Four years after the accidental death of daredevil Jake Strangelove on the night of his high school graduation, two teens are still reeling from the trauma: Jake's sister, Jaycee, who has become a razor-tongued loner, and Jaycee's former best friend, uptight control freak Natalie. On each anniversary of her brother's death, Jaycee revisits "The Ridges," a former TB asylum now abandoned building where Jake liked to hang. Jake's former friend, mysterious selective-mute Mik, joins her. But this year, Natalie, her on-again/off-again boyfriend Zach, and Zach's friend Bishop, worried about Jaycee, follow.

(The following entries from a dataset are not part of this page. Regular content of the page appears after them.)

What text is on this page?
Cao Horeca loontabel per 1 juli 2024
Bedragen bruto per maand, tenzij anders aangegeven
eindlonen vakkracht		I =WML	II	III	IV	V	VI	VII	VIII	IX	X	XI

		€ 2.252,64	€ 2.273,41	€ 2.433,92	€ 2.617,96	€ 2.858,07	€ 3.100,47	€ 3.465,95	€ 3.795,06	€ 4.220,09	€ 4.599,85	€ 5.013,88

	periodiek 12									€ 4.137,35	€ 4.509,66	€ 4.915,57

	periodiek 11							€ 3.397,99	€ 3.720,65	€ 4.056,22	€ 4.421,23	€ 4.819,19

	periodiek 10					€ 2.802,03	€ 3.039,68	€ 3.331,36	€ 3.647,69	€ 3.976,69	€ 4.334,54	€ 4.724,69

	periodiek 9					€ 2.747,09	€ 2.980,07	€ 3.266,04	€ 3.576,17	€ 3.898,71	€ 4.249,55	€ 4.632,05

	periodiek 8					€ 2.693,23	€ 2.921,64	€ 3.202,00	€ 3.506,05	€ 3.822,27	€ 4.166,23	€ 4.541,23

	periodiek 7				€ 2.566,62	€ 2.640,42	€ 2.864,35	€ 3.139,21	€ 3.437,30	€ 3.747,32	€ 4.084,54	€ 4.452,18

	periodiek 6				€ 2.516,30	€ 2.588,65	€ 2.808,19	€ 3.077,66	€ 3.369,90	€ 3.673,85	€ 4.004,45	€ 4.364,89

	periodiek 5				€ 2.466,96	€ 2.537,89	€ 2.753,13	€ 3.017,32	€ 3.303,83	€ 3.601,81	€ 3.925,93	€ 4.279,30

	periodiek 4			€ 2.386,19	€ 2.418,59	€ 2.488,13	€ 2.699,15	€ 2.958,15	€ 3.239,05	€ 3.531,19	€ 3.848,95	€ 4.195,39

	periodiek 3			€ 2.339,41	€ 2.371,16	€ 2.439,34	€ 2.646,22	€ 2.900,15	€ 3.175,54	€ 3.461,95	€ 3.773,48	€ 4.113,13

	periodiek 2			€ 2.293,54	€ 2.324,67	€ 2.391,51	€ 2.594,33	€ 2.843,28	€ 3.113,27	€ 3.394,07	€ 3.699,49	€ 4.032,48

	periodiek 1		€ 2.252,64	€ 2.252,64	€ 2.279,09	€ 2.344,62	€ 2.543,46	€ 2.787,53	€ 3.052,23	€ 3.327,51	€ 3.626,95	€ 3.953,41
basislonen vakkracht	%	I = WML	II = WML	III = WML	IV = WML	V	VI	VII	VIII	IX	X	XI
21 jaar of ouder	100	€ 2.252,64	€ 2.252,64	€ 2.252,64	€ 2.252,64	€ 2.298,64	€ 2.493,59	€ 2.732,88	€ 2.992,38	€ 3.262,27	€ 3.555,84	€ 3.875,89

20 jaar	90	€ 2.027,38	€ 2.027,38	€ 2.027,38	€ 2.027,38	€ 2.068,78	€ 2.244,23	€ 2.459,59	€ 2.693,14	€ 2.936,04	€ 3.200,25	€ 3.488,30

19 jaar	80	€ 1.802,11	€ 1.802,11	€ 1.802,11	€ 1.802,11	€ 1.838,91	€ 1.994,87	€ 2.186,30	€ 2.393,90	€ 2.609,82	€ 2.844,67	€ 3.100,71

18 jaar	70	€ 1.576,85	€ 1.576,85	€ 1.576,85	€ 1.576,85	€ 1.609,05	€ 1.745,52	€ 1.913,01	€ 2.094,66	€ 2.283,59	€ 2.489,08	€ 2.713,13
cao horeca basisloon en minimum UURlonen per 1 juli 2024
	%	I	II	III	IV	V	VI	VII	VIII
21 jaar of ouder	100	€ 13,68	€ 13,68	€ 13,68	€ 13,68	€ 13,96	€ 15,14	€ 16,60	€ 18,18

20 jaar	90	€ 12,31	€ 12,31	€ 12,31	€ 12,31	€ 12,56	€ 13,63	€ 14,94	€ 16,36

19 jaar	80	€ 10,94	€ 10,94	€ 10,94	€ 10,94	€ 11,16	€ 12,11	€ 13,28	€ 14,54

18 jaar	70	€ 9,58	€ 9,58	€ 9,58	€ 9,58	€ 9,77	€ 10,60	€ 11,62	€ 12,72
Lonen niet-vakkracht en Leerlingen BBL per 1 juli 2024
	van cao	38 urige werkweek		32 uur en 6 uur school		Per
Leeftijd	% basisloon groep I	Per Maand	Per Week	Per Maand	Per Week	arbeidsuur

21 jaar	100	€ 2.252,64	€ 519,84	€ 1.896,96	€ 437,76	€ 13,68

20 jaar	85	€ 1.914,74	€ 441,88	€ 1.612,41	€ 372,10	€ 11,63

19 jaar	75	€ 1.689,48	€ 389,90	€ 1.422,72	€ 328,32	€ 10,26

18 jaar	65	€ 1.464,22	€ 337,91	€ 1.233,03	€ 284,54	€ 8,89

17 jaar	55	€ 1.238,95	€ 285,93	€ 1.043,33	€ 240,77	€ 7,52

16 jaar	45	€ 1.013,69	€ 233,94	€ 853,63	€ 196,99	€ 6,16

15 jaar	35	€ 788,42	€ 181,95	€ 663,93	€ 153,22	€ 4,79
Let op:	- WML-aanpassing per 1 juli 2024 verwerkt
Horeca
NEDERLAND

The narrative gives us all five characters povs: Jaycee's in the first person; Natalie and Zach's in the third; Mik's via brief graphic novel panels; and Bishop's via the graffiti art he creates during each of the group's trips to revisit different abandoned buildings/sites which Jake had explored. Bishop's was the only one which felt underdeveloped, largely because his trauma was not about Jake, but about a girl who dumped him.

Loved how the stereotypes each of the characters seemingly embodied gradually unfold to reveal nuanced, individual people, all dealing with multiple traumas (with big and little "t"s) in very different, often incompatible ways.